23 Jun 2020Submitted to Biotechnology and Bioengineering
23 Jun 2020Assigned to Editor
23 Jun 2020Submission Checks Completed
08 Jul 2020Review(s) Completed, Editorial Evaluation Pending

Abstract

This study explores the application of metabolic engineering in Aspergillus terreus to re-route the precursor flow towards the lovastatin biosynthetic pathway by simultaneously overexpressing the gene for acetyl-CoA carboxylase (acc) to increase the precursor and eliminating (+)-geodin biosynthesis (competing metabolite), by knocking out emodin anthrone polyketide synthase (gedC).

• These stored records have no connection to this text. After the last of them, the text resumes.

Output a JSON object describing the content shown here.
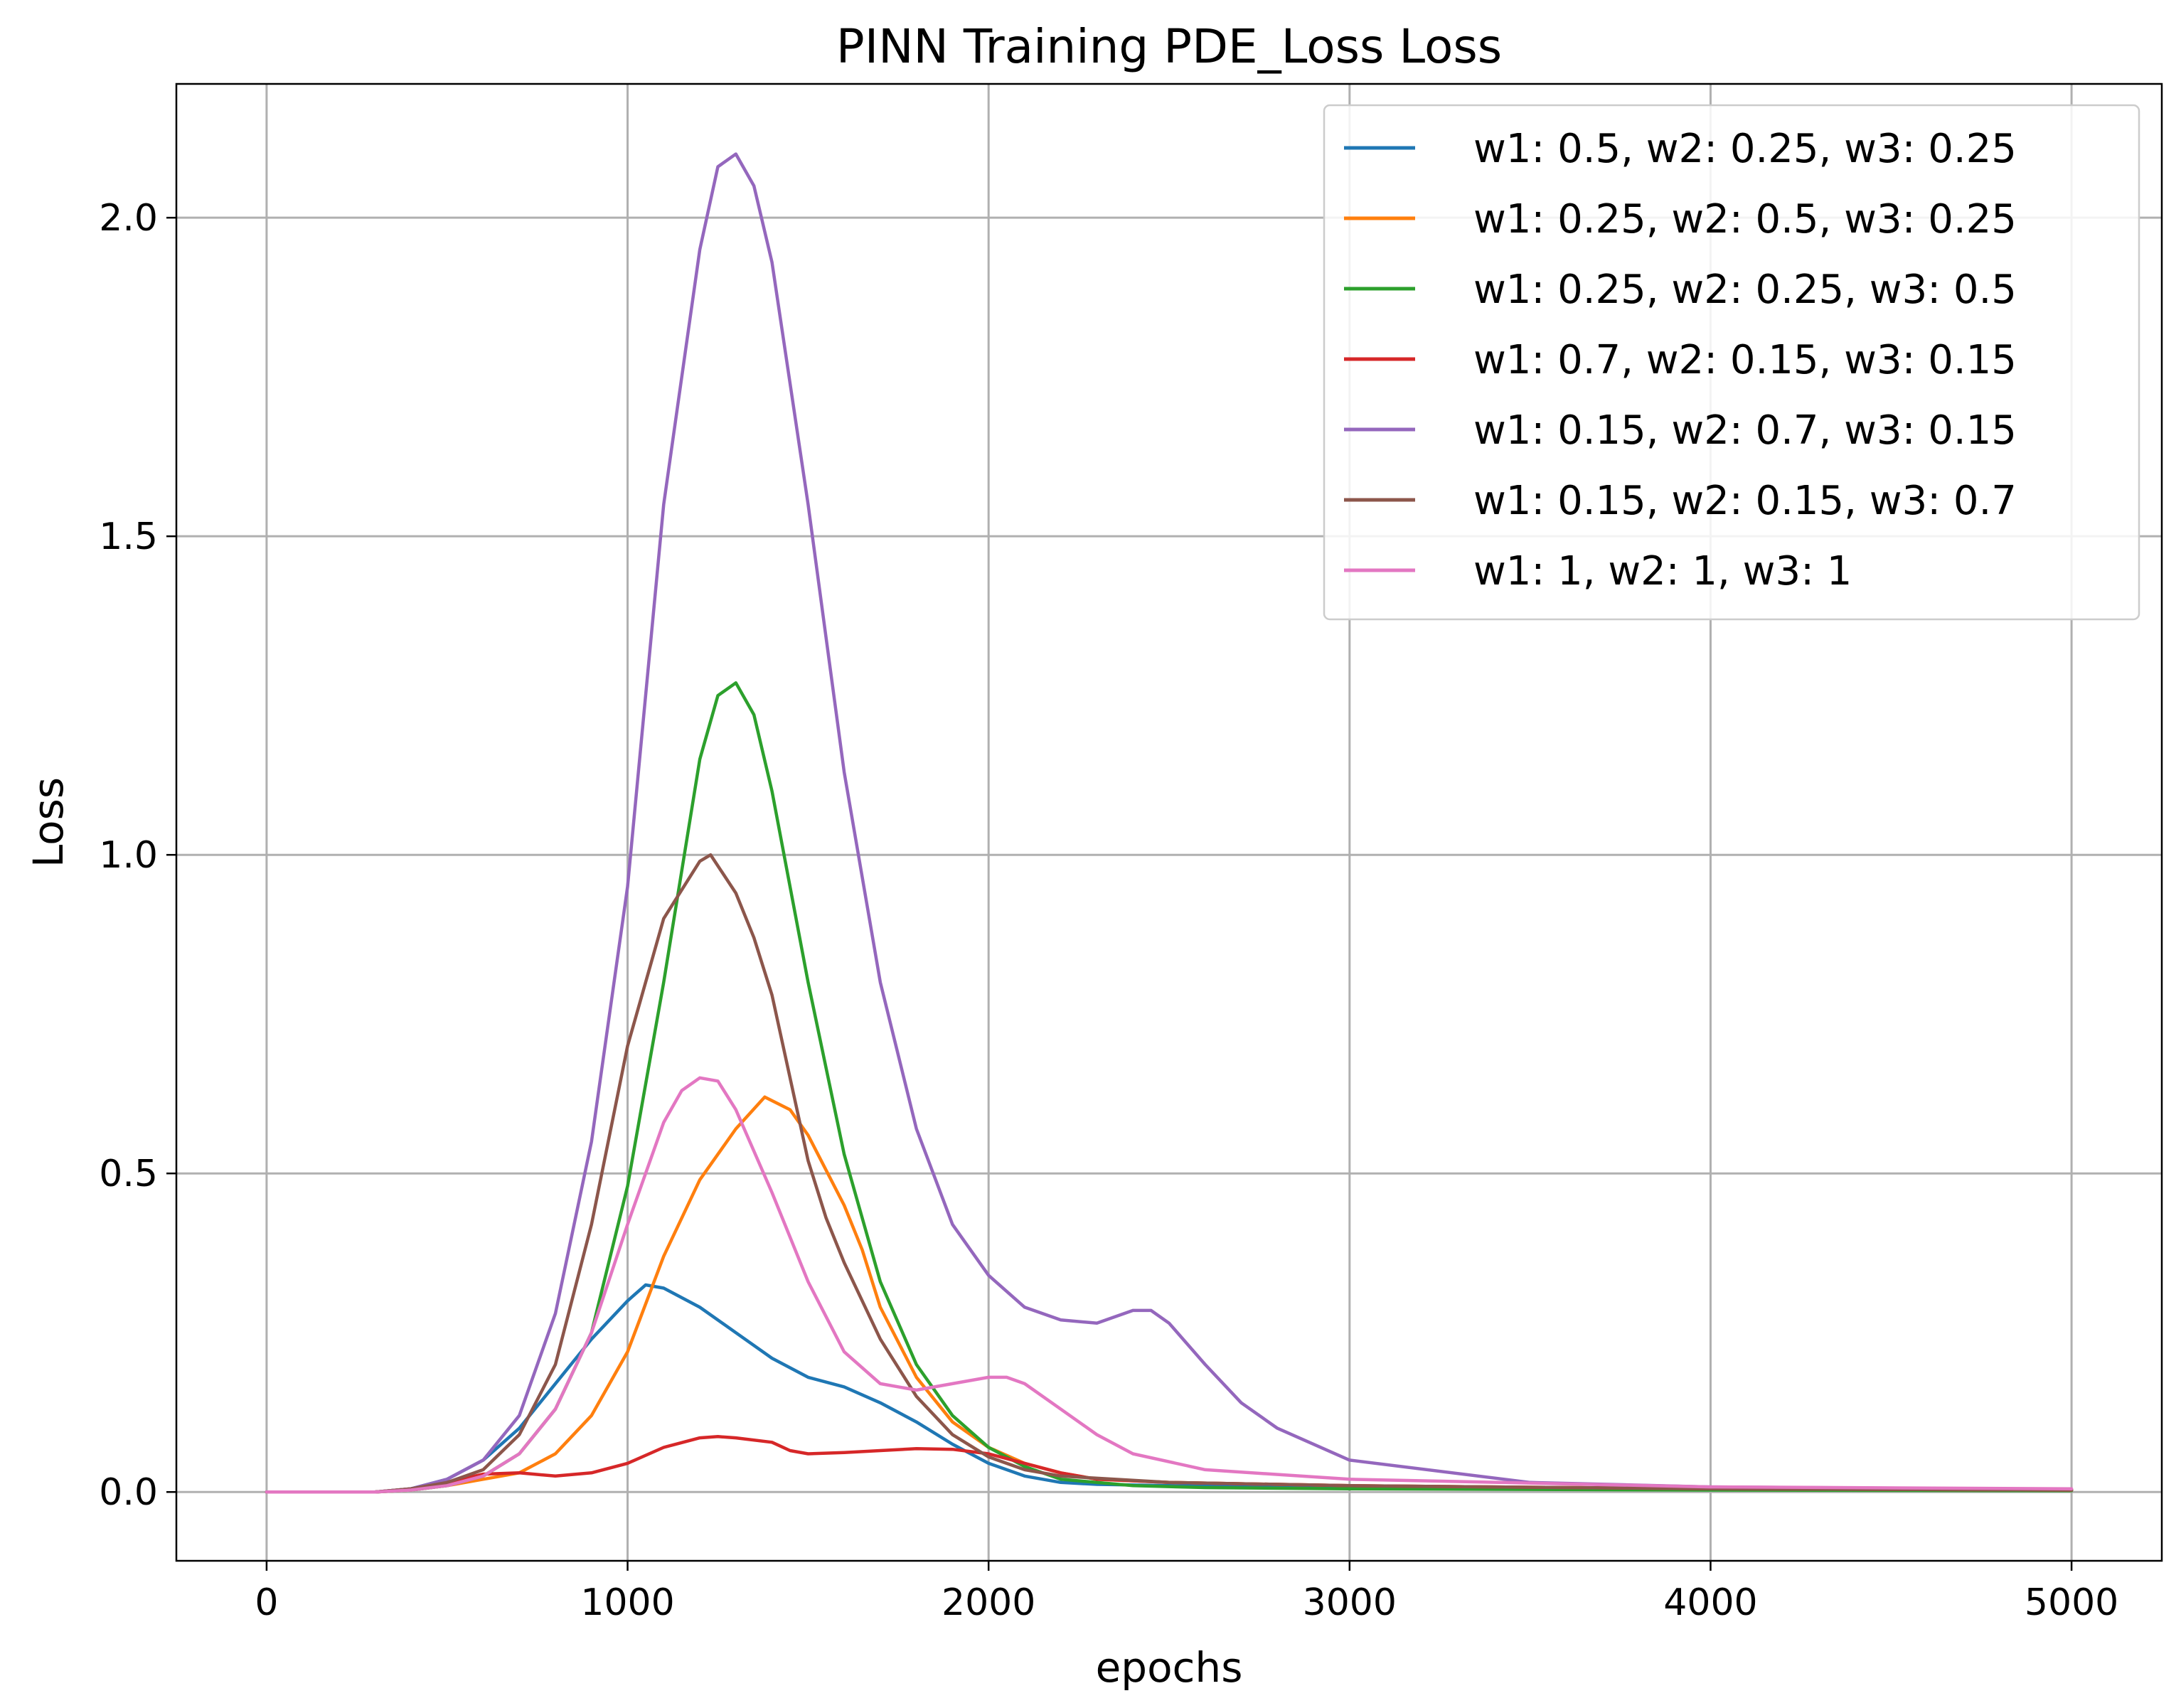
{
  "chart_data": {
    "type": "line",
    "title": "PINN Training PDE_Loss Loss",
    "xlabel": "epochs",
    "ylabel": "Loss",
    "xlim": [
      -250,
      5250
    ],
    "ylim": [
      -0.108,
      2.21
    ],
    "xticks": [
      0,
      1000,
      2000,
      3000,
      4000,
      5000
    ],
    "xtick_labels": [
      "0",
      "1000",
      "2000",
      "3000",
      "4000",
      "5000"
    ],
    "yticks": [
      0.0,
      0.5,
      1.0,
      1.5,
      2.0
    ],
    "ytick_labels": [
      "0.0",
      "0.5",
      "1.0",
      "1.5",
      "2.0"
    ],
    "grid": true,
    "legend_position": "upper-right",
    "series": [
      {
        "name": "w1: 0.5, w2: 0.25, w3: 0.25",
        "color": "#1f77b4",
        "x": [
          0,
          300,
          400,
          500,
          600,
          700,
          800,
          900,
          1000,
          1050,
          1100,
          1200,
          1300,
          1400,
          1500,
          1600,
          1700,
          1800,
          1900,
          2000,
          2100,
          2200,
          2300,
          2500,
          3000,
          4000,
          5000
        ],
        "y": [
          0,
          0,
          0.005,
          0.02,
          0.05,
          0.1,
          0.17,
          0.24,
          0.3,
          0.325,
          0.32,
          0.29,
          0.25,
          0.21,
          0.18,
          0.165,
          0.14,
          0.11,
          0.075,
          0.045,
          0.025,
          0.015,
          0.012,
          0.01,
          0.007,
          0.004,
          0.003
        ]
      },
      {
        "name": "w1: 0.25, w2: 0.5, w3: 0.25",
        "color": "#ff7f0e",
        "x": [
          0,
          300,
          400,
          500,
          600,
          700,
          800,
          900,
          1000,
          1100,
          1200,
          1300,
          1380,
          1450,
          1500,
          1600,
          1650,
          1700,
          1800,
          1900,
          2000,
          2100,
          2200,
          2300,
          2500,
          3000,
          4000,
          5000
        ],
        "y": [
          0,
          0,
          0.003,
          0.01,
          0.02,
          0.03,
          0.06,
          0.12,
          0.22,
          0.37,
          0.49,
          0.57,
          0.62,
          0.6,
          0.56,
          0.45,
          0.38,
          0.29,
          0.18,
          0.11,
          0.07,
          0.045,
          0.03,
          0.02,
          0.015,
          0.01,
          0.005,
          0.003
        ]
      },
      {
        "name": "w1: 0.25, w2: 0.25, w3: 0.5",
        "color": "#2ca02c",
        "x": [
          0,
          300,
          400,
          500,
          600,
          700,
          800,
          900,
          1000,
          1100,
          1200,
          1250,
          1300,
          1350,
          1400,
          1500,
          1600,
          1700,
          1800,
          1900,
          2000,
          2100,
          2200,
          2400,
          2600,
          3000,
          4000,
          5000
        ],
        "y": [
          0,
          0,
          0.003,
          0.01,
          0.025,
          0.06,
          0.13,
          0.25,
          0.48,
          0.8,
          1.15,
          1.25,
          1.27,
          1.22,
          1.1,
          0.8,
          0.53,
          0.33,
          0.2,
          0.12,
          0.07,
          0.04,
          0.02,
          0.01,
          0.007,
          0.005,
          0.003,
          0.002
        ]
      },
      {
        "name": "w1: 0.7, w2: 0.15, w3: 0.15",
        "color": "#d62728",
        "x": [
          0,
          300,
          400,
          500,
          600,
          700,
          800,
          900,
          1000,
          1100,
          1200,
          1250,
          1300,
          1400,
          1450,
          1500,
          1600,
          1700,
          1800,
          1900,
          2000,
          2100,
          2200,
          2300,
          2500,
          3000,
          4000,
          5000
        ],
        "y": [
          0,
          0,
          0.005,
          0.015,
          0.028,
          0.03,
          0.025,
          0.03,
          0.045,
          0.07,
          0.085,
          0.087,
          0.085,
          0.078,
          0.065,
          0.06,
          0.062,
          0.065,
          0.068,
          0.067,
          0.06,
          0.045,
          0.03,
          0.02,
          0.015,
          0.01,
          0.005,
          0.003
        ]
      },
      {
        "name": "w1: 0.15, w2: 0.7, w3: 0.15",
        "color": "#9467bd",
        "x": [
          0,
          300,
          400,
          500,
          600,
          700,
          800,
          900,
          1000,
          1100,
          1200,
          1250,
          1300,
          1350,
          1400,
          1500,
          1600,
          1700,
          1800,
          1900,
          2000,
          2100,
          2200,
          2300,
          2400,
          2450,
          2500,
          2600,
          2700,
          2800,
          3000,
          3500,
          4000,
          5000
        ],
        "y": [
          0,
          0,
          0.005,
          0.02,
          0.05,
          0.12,
          0.28,
          0.55,
          0.95,
          1.55,
          1.95,
          2.08,
          2.1,
          2.05,
          1.93,
          1.55,
          1.13,
          0.8,
          0.57,
          0.42,
          0.34,
          0.29,
          0.27,
          0.265,
          0.285,
          0.285,
          0.265,
          0.2,
          0.14,
          0.1,
          0.05,
          0.015,
          0.008,
          0.004
        ]
      },
      {
        "name": "w1: 0.15, w2: 0.15, w3: 0.7",
        "color": "#8c564b",
        "x": [
          0,
          300,
          400,
          500,
          600,
          700,
          800,
          900,
          1000,
          1100,
          1200,
          1230,
          1300,
          1350,
          1400,
          1500,
          1550,
          1600,
          1700,
          1800,
          1900,
          2000,
          2100,
          2200,
          2500,
          3000,
          4000,
          5000
        ],
        "y": [
          0,
          0,
          0.005,
          0.015,
          0.035,
          0.09,
          0.2,
          0.42,
          0.7,
          0.9,
          0.99,
          1.0,
          0.94,
          0.87,
          0.78,
          0.52,
          0.43,
          0.36,
          0.24,
          0.15,
          0.09,
          0.055,
          0.035,
          0.025,
          0.015,
          0.01,
          0.005,
          0.003
        ]
      },
      {
        "name": "w1: 1, w2: 1, w3: 1",
        "color": "#e377c2",
        "x": [
          0,
          300,
          400,
          500,
          600,
          700,
          800,
          900,
          1000,
          1100,
          1150,
          1200,
          1250,
          1300,
          1400,
          1500,
          1600,
          1700,
          1800,
          1900,
          2000,
          2050,
          2100,
          2200,
          2300,
          2400,
          2600,
          3000,
          4000,
          5000
        ],
        "y": [
          0,
          0,
          0.003,
          0.01,
          0.025,
          0.06,
          0.13,
          0.25,
          0.42,
          0.58,
          0.63,
          0.65,
          0.645,
          0.6,
          0.47,
          0.33,
          0.22,
          0.17,
          0.16,
          0.17,
          0.18,
          0.18,
          0.17,
          0.13,
          0.09,
          0.06,
          0.035,
          0.02,
          0.008,
          0.005
        ]
      }
    ]
  }
}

Alterations to metabolic flux in the double mutant (gedCΔ*accox) strain and the effects of using two different substrate formulations were examined. Cultivation of gedCΔ*accox strain with a mixture of glycerol and lactose, had greatly increased levels of precursors malonyl-CoA (48%) and acetyl-CoA (420%), complete inhibition of (+)-geodin biosynthesis and a maximum production of lovastatin (152 mg/L), 143% more than the wild-type (WT) strain. This study demonstrates the manipulation of A. terreus metabolic pathways to increase the efficiency of carbon flux towards lovastatin, elevating its production. It provides a framework for new opportunities to synthesize valuable compounds using cheap and renewable carbon sources.